Yesterday he had described how the theft of an eagle fit into the big picture of environmental crimes, stressing that they were really after Luna’s husband, not Luna. When he finished Elias nodded, and Wizzie asked if she could shoot his gun. Celia, however, excused herself soon after he began.
“I have a theory,” he said to Celia, who now sat beside him. “Would you mind if I ran it by you?”
Celia scooped her opossum back into the nest and picked up one of its siblings. “Not at all,” she said. “Go ahead.”
“I think Ms. Burke is rehabber-hopping. I think she only stays
where there’s a flight cage for the eagle. I think she might be on her way here. Would you know anything about that?”
“No.”
“I don’t want this to turn into something bigger than it has to be. You know, you and I are both on the same side. My job is to recover the eagle and reunite it with its mate, not get rehabbers in trouble.”
Celia willed her pounding heart to slow. She refilled her syringe with formula, and offered it to the opossum in her lap. “Not get rehabbers in trouble?” she repeated, an edge to her soft voice. “Then why do you have a warrant out for her?”
All of them, he thought to himself. They take their Band of Brothers thing to epic extremes.

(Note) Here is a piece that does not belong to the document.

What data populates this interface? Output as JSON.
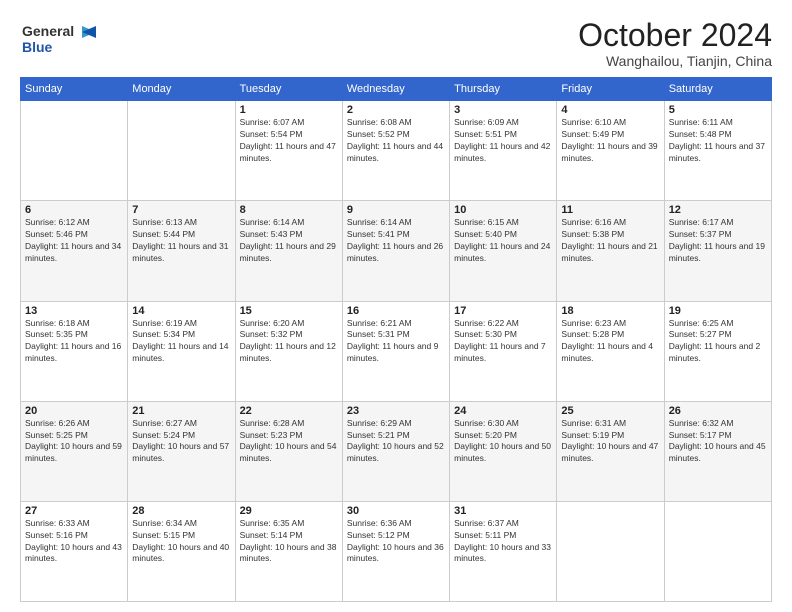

“It’s a means to an end,” he replied. “I know she didn’t mean to break the rules, but the reason they’re there is to protect the wildlife. The recovery of this eagle will send a message to all the people who want to hurt them.”
“Can you personally guarantee that Mars will come back to us? And that Luna won’t go to jail?”
“I don’t run the agency. All I can do is give you my word that I’ll try my best. But honestly? I think she might be giving rehabbers a bad name.”
“And I think what you’re doing will backfire on all of you!”
She put the opossum back in the nest, and Wizzie slid by the door. “No running in the clinic,” snapped Celia.
Wizzie beckoned, and Gunderman followed her outside. There was an art to obtaining information from people who had no intention of giving it; he thought he was fairly skillful, although he was beginning to look at poachers and smugglers as amateurs.
“I don’t think your mom believes what I tell her,” he said.
“That’s because you’re Fish and Wildlife,” said Wizzie. “Pop says, ‘You gotta take what those critters say with a grain of salt.’”
“Your grandpa called me a critter?”
“Well yeah, because you work for the government. But I mean, we’re all critters, right? Look at that one! He just got out of the clinic. Isn’t he cool?”
He followed her pointed finger to an enclosure where a porcupine sat in the sun, eating a banana. “He was caught in a trap,” she explained. “They said he was too far gone, but we saved him. You know why? Because everyone deserves a second chance.”